ApoC-I has several different lipid-regulating functions including, inhibition of receptor-mediated uptake of plasma triglyceride-rich lipoproteins, inhibition of cholesteryl ester transfer activity, and mediation of tissue fatty acid uptake. Since little is known about the rate of production and catabolism of plasma apoC-I in humans, the present study was undertaken to determine the plasma kinetics of VLDL and HDL apoC-I using a primed constant (12 h) intravenous infusion of deuterium-labeled leucine. Data were obtained for 14 subjects: normolipidemics (NL, n = 4), hypertriglyceridemics (HTG, n = 4) and combined hyperlipidemics (CHL, n = 6).

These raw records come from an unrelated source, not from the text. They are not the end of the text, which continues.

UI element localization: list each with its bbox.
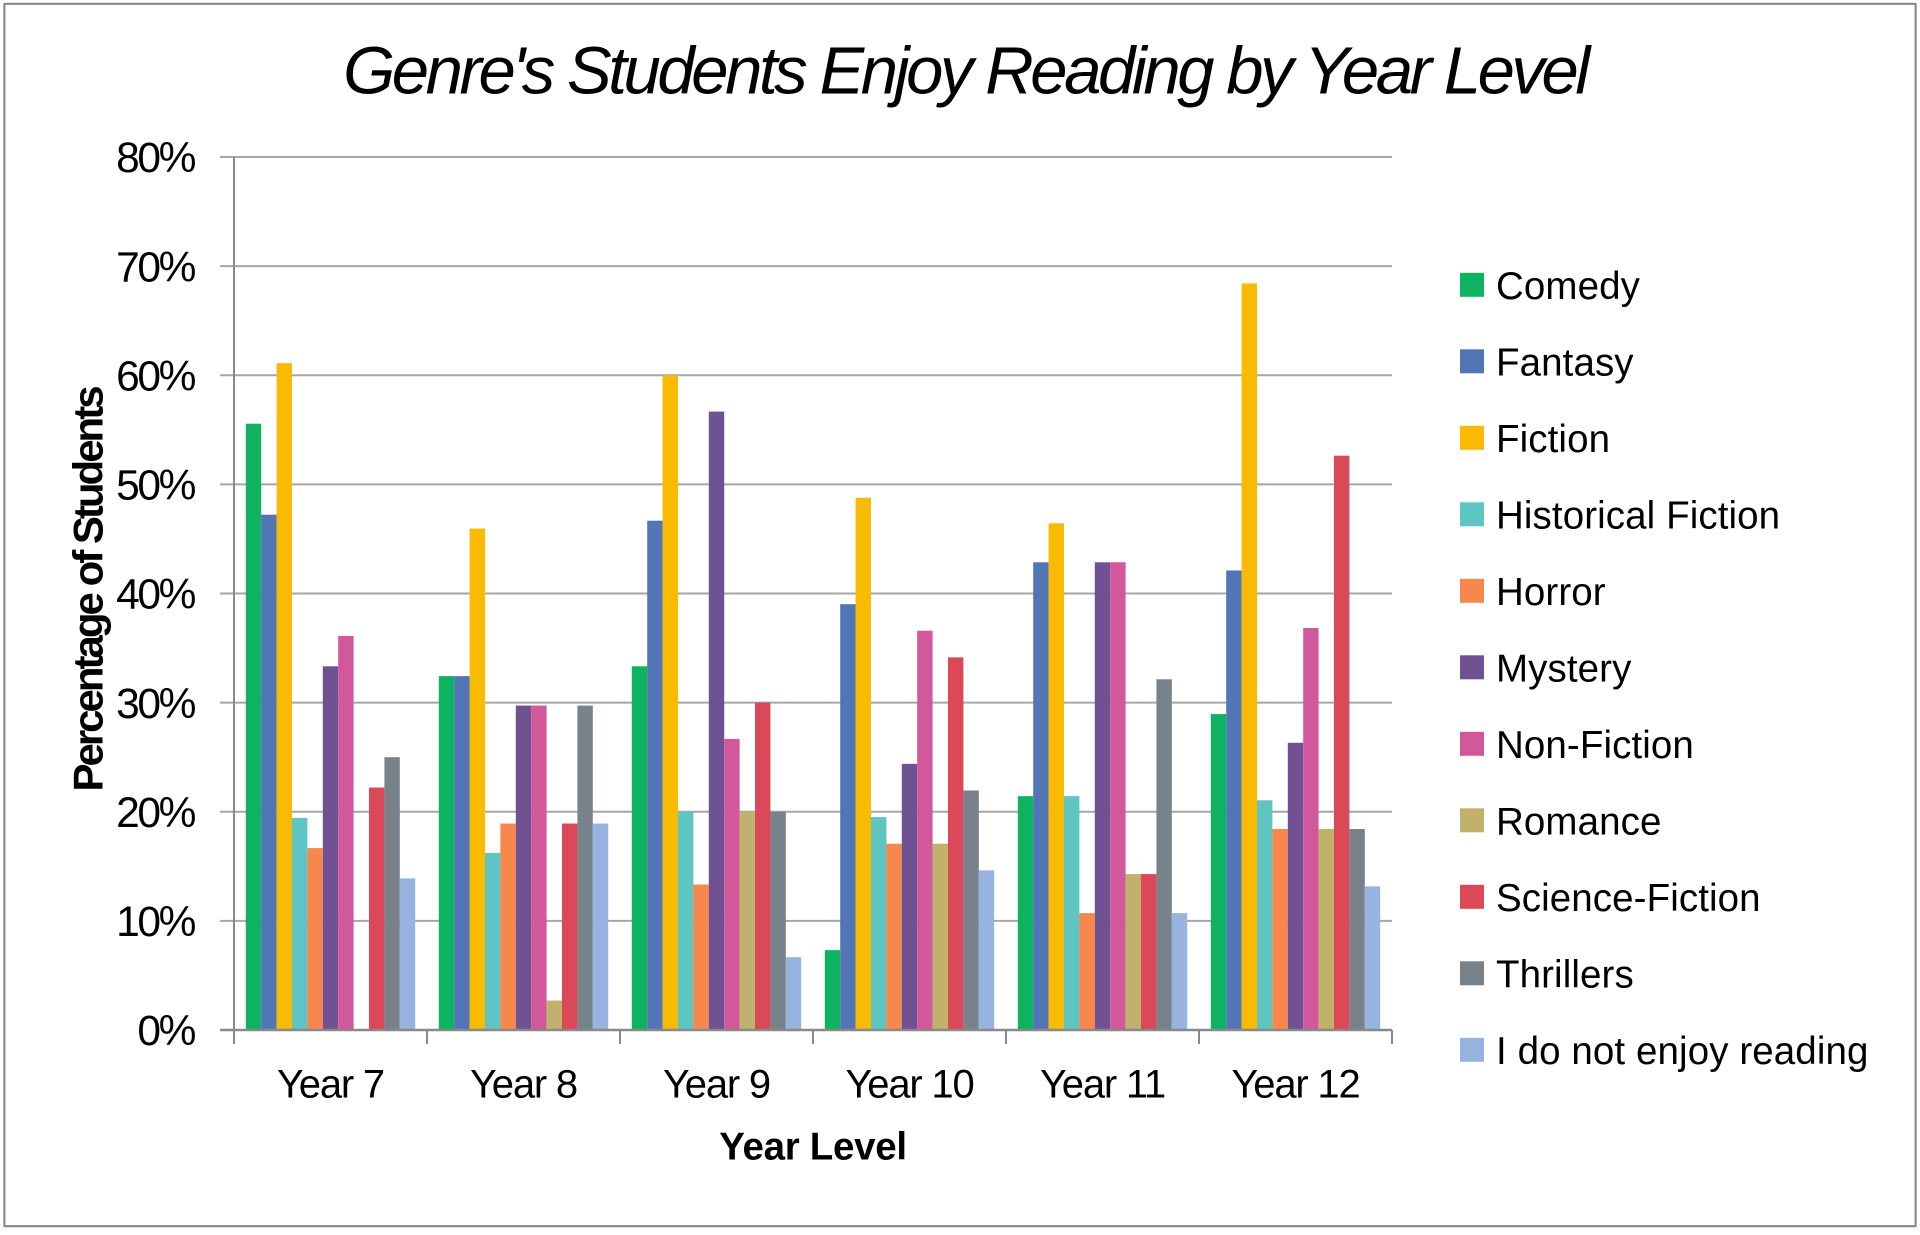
svg-text:Percentage of Students: Percentage of Students xyxy=(65,387,112,792)
svg-text:Genre's Students Enjoy Reading: Genre's Students Enjoy Reading by Year L… xyxy=(343,34,1592,109)
svg-text:30%: 30% xyxy=(116,681,195,728)
svg-text:Year 11: Year 11 xyxy=(1040,1062,1165,1106)
svg-text:Fantasy: Fantasy xyxy=(1496,341,1634,384)
svg-text:Thrillers: Thrillers xyxy=(1496,953,1634,996)
svg-text:I do not enjoy reading: I do not enjoy reading xyxy=(1496,1030,1869,1073)
svg-text:Year 8: Year 8 xyxy=(470,1062,577,1106)
svg-text:Year Level: Year Level xyxy=(719,1126,907,1169)
svg-text:Science-Fiction: Science-Fiction xyxy=(1496,877,1761,920)
svg-text:Mystery: Mystery xyxy=(1496,647,1632,690)
svg-text:0%: 0% xyxy=(137,1008,195,1055)
svg-text:Year 9: Year 9 xyxy=(663,1062,770,1106)
svg-text:50%: 50% xyxy=(116,463,195,510)
svg-text:Comedy: Comedy xyxy=(1496,265,1641,308)
svg-text:Year 10: Year 10 xyxy=(845,1062,973,1106)
svg-text:20%: 20% xyxy=(116,790,195,837)
svg-text:Fiction: Fiction xyxy=(1496,418,1610,461)
svg-text:10%: 10% xyxy=(116,899,195,946)
svg-text:70%: 70% xyxy=(116,244,195,291)
svg-text:Year 7: Year 7 xyxy=(277,1062,384,1106)
svg-text:60%: 60% xyxy=(116,353,195,400)
svg-text:Historical Fiction: Historical Fiction xyxy=(1496,494,1780,537)
svg-text:Romance: Romance xyxy=(1496,800,1661,843)
svg-text:80%: 80% xyxy=(116,135,195,182)
svg-text:Horror: Horror xyxy=(1496,571,1606,614)
svg-text:Non-Fiction: Non-Fiction xyxy=(1496,724,1694,767)
svg-text:40%: 40% xyxy=(116,572,195,619)
svg-text:Year 12: Year 12 xyxy=(1231,1062,1359,1106)
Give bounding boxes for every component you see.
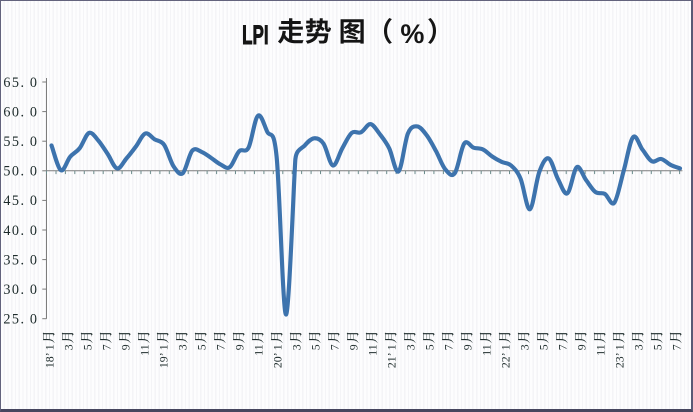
svg-text:11: 11 xyxy=(251,344,265,355)
svg-text:11: 11 xyxy=(479,344,493,355)
svg-text:7: 7 xyxy=(441,344,455,350)
svg-text:LPI: LPI xyxy=(242,19,268,49)
svg-text:18’ 1: 18’ 1 xyxy=(42,344,56,368)
svg-text:35. 0: 35. 0 xyxy=(3,252,38,268)
svg-text:7: 7 xyxy=(99,344,113,350)
svg-text:7: 7 xyxy=(669,344,683,350)
svg-text:%: % xyxy=(400,19,424,49)
svg-text:3: 3 xyxy=(289,344,303,350)
svg-text:5: 5 xyxy=(536,344,550,350)
svg-text:22’ 1: 22’ 1 xyxy=(498,344,512,368)
svg-text:5: 5 xyxy=(80,344,94,350)
svg-text:19’ 1: 19’ 1 xyxy=(156,344,170,368)
svg-text:5: 5 xyxy=(194,344,208,350)
svg-text:11: 11 xyxy=(593,344,607,355)
svg-text:3: 3 xyxy=(175,344,189,350)
svg-text:7: 7 xyxy=(555,344,569,350)
svg-text:3: 3 xyxy=(631,344,645,350)
svg-text:7: 7 xyxy=(213,344,227,350)
svg-text:11: 11 xyxy=(365,344,379,355)
svg-text:3: 3 xyxy=(403,344,417,350)
svg-text:5: 5 xyxy=(308,344,322,350)
svg-text:45. 0: 45. 0 xyxy=(3,193,38,209)
svg-text:5: 5 xyxy=(422,344,436,350)
svg-text:9: 9 xyxy=(232,344,246,350)
svg-text:65. 0: 65. 0 xyxy=(3,74,38,90)
svg-text:9: 9 xyxy=(346,344,360,350)
svg-text:23’ 1: 23’ 1 xyxy=(612,344,626,368)
svg-text:30. 0: 30. 0 xyxy=(3,281,38,297)
svg-text:50. 0: 50. 0 xyxy=(3,163,38,179)
svg-text:9: 9 xyxy=(574,344,588,350)
svg-text:21’ 1: 21’ 1 xyxy=(384,344,398,368)
svg-text:7: 7 xyxy=(327,344,341,350)
svg-text:9: 9 xyxy=(118,344,132,350)
svg-text:55. 0: 55. 0 xyxy=(3,134,38,150)
svg-text:20’ 1: 20’ 1 xyxy=(270,344,284,368)
svg-text:9: 9 xyxy=(460,344,474,350)
svg-text:60. 0: 60. 0 xyxy=(3,104,38,120)
svg-text:3: 3 xyxy=(517,344,531,350)
svg-text:5: 5 xyxy=(650,344,664,350)
svg-text:3: 3 xyxy=(61,344,75,350)
svg-text:40. 0: 40. 0 xyxy=(3,222,38,238)
svg-text:11: 11 xyxy=(137,344,151,355)
svg-text:25. 0: 25. 0 xyxy=(3,311,38,327)
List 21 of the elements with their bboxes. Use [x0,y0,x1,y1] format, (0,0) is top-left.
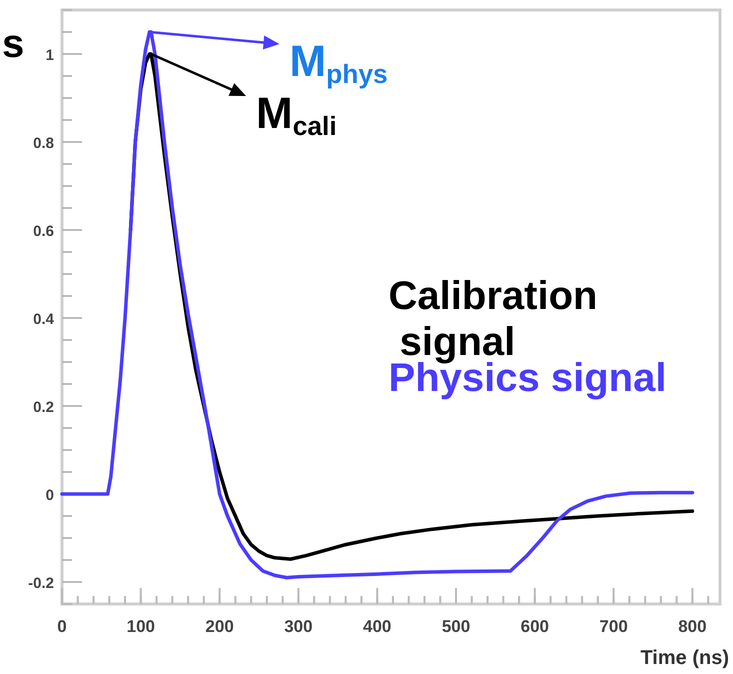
x-tick-label: 300 [284,617,313,636]
y-tick-label: 0.4 [33,311,55,328]
x-tick-label: 100 [126,617,155,636]
annotation: M$_{cali}$ [256,89,337,140]
x-tick-label: 600 [520,617,549,636]
x-axis-title: Time (ns) [640,647,729,669]
x-tick-label: 800 [678,617,707,636]
y-tick-label: -0.2 [28,575,54,592]
x-tick-label: 500 [442,617,470,636]
y-tick-label: 0.8 [33,135,54,152]
x-tick-label: 700 [599,617,628,636]
text: s [2,22,24,66]
y-tick-label: 0.6 [33,223,54,240]
x-tick-label: 400 [363,617,392,636]
line-series [60,30,694,580]
y-tick-label: 1 [46,47,54,64]
x-tick-label: 0 [57,617,67,636]
annotation: M$_{phys}$ [289,37,388,88]
y-tick-label: 0.2 [33,399,54,416]
x-tick-label: 200 [205,617,234,636]
y-tick-label: 0 [46,487,54,504]
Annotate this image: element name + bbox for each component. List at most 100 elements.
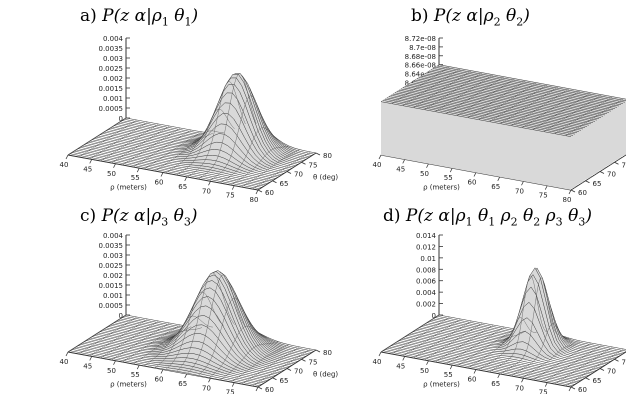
panel-a: a) P(z α|ρ1 θ1) 0.004 0.0035 0.003 0.0025 0.…: [0, 0, 339, 204]
mesh-line: [396, 341, 588, 378]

Plasma VLDL triglyceride (TG) levels were 0.59 ± 0.03, 4.32 ± 0.77 (P < 0.01 vs. NL), and 2.20 ± 0.39 mmol/l (P < 0.01 vs. NL), and plasma LDL cholesterol (LDL-C) levels were 2.34 ± 0.22, 2.48 ± 0.26, and 5.35 ± 0.48 mmol/l (P < 0.01 vs. NL), respectively. HTG and CHL had significantly (P < 0.05) increased levels of total plasma apoC-I (12.5 ± 1.2 and 12.4 ± 1.3 mg/dl, respectively) versus NL (7.9 ± 0.6 mg/dl), due to significantly (P < 0.01) elevated levels of VLDL apoC-I (5.8 ± 0.8 and 4.5 ± 0.8 vs. 0.3 ± 0.1 mg/dl). HTG and CHL also had increased rates of VLDL apoC-I transport (i.e., production) versus NL: 2.29 ± 0.34 and 3.04 ± 0.53 versus 0.24 ± 0.11 mg/kg.day (P < 0.01), with no significant change in VLDL apoC-I residence times (RT): 1.16 ± 0.12 versus 0.69 ± 0.06 versus 0.74 ± 0.17. Although HDL apoC-I concentrations were not significantly lower in HTG and CHL versus NL, HDL apoC-I rates of transport were inversely related to plasma and VLDL-TG levels (r = -0.63 and -0.62, respectively, P < 0.05). Our results demonstrate that increased levels of plasma and VLDL apoC-I in hypertriglyceridemic subjects (with or without elevated LDL-C levels) are associated with increased levels of plasma VLDL apoC-I production.